1775-07-03, de Dominique Vivant Denon à Voltaire [François Marie Arouet].

Monsieur,

J'ai un désir infini de vous rendre mon hommage.
Vous pouvez être malade, et c'est ce que je crains; je sens aussi qu'il faut souvent que vous vouliez l'être, et c'est ce que je ne veux pas dans ce moment-ci. Je suis gentilhomme ordinaire du roi, et vous savez mieux que personne qu'on ne nous refuse jamais la porte. Je réclame donc tout privilège pour faire ouvrir les battants.

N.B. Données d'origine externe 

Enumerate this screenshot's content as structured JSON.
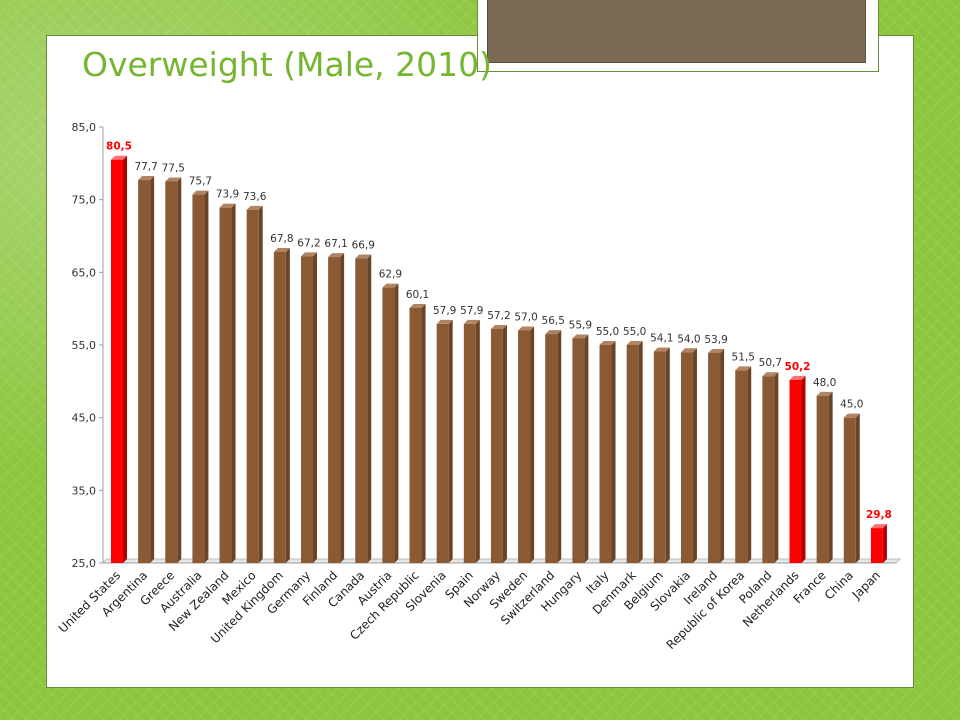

J'étais, l'année dernière, à Pétersbourg; j'habite ordinairement Paris, et je viens de parcourir les treize cantons dont vous voyez que j'ai pris la franche liberté. Si avec cela vous pouvez trouver en moi quelque chose qui vous dédommage des instants que je vous demande, alors mon plaisir sera sans reproche et deviendra parfait.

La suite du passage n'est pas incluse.